A simple visitor pattern thus is similar to (and somewhat clumsier than) a match block. The advantage is that the different branches are their own methods. If the branches need to do a large amount of work, then using a match expression will cause the surrounding method to get too big.

When a sequence node is asked to accept a visitor; it causes the visitor to be called with every element in the sequence; the method called is visit_$\mathit{Xs}$_one(node:$X$). Here is code to acount the number of attributes in a class declaration node:

class CountAttrs() extends CoolVisitor() {
  var count : Int = 0;

  def getNumAttrs(n : Cclass_decl) : Int = {
    count = 0;
    n.get_features().accept(this);
    count
  };

  override def visit_Features_one(n : Feature) : Any = n.accept(this);

  override def visit_Feature(f : Feature) : Any = ();

  override def visit_attr(n : Cattr, name : Symbol, ty : Symbol) : Any =
    count = count + 1;
}
Notice how the visit_Features_one method simply requests a further visit. We need to override visit_Feature (or visit_method, but this takes a lot of parameters) so that our code doesn't crash if the class has some methods.
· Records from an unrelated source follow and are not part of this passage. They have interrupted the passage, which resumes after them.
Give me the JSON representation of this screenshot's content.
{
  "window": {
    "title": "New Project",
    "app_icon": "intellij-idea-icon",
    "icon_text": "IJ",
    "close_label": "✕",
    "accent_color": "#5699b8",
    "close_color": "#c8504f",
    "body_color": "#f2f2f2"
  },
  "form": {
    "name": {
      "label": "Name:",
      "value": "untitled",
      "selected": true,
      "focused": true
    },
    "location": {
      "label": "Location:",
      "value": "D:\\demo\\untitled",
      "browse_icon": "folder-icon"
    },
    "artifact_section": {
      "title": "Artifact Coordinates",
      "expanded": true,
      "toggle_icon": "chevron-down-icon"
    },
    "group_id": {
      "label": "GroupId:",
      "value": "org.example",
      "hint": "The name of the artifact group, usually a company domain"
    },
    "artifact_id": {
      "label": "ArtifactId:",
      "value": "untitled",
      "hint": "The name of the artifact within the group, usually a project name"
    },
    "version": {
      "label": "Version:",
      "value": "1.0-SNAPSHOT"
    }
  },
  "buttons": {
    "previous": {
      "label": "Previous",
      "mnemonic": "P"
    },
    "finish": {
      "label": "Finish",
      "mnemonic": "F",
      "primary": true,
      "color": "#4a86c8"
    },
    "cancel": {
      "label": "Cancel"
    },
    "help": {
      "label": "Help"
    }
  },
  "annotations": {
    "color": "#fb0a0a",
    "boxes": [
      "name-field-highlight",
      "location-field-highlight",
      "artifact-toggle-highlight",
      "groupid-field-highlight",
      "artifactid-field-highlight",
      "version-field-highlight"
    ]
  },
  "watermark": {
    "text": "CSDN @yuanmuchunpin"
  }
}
Even this code is not terribly convincing for the utility of Visitor now that (as of Cool 2012), there are enumerations available:

  def getNumAttrs(n : Cclass_decl) : Int = {
    var count : Int = 0;
    var fe : FeaturesEnumeration = n.get_features().elements();
    while (fe.has_next()) fe.next() match {
      case a:Cattr => count = count + 1
      case f:Feature => ()
    };
    count
  };

The one place where visitors really show their benefit is when using CoolTreeVisitor. The latter class overrides all the visit methods to ask each of the children to accept it. As a result, by default, the tree visitor traverses an entire AST. Counting all the local variables anywhere in a tree is very easy:

class CountLocals() extends CoolTreeVisitor() {
  var count : Int = 0;

  def getNumLocals(n : CoolNode) : Int = {
    count = 0;
    n.accept(this);
    count
  };

  override def visit_let(n : Clet, name : Symbol, ty : Symbol,
                         init : Expression, body : Expression) : Any = {
    super.visit_let(n,name,ty,init,body);
    count = count + 1
  }
}
The visitor calls the superclass implementation so as to continue the counting in subtrees (especially init and body). The result value of the visit methods in unimportant in this case; as with sequence visiting, side-effects are used to collect information.

Tips on Using the Tree Package

There are a few common errors people make using a tree package.

(Attributed) Abstract Syntax Trees

The Cool compiler can be run in stages, with the parser/scanner stage outputting an abstract syntax tree which is then read in by the semantic analysis stage which then prints the attributed tree onto output where it can be read by the code generator. This is done by using the -P options of the Cool compiler:

$CLASSHOME/cmd/coolc -P
phases filename
.cool <
input
>
output The phases is a ``word'' comprised of the following letters:
l
run scanner (alone!)
p
run scanner and parser together (no input required)
s
run semantic analysis
c
run code generation (no output generated)
a
run the machine-independent optimizer
Unless one of the letters is ``p'' it will be necessary to give a possible attributed tree on input. Unless one of the letters is ``c'' the output will consist of a list of tokens (if the ``l'' letter is used) or an attributed tree (unless a syntax or semantic error is discovered). You can do multiple phases (-P psc is the same as regular cool compilation), but do not mix ``l'' with other phases. The letter ``a'' invokes the machine-independent optimizer which is one of the homework assignments for CompSci 854.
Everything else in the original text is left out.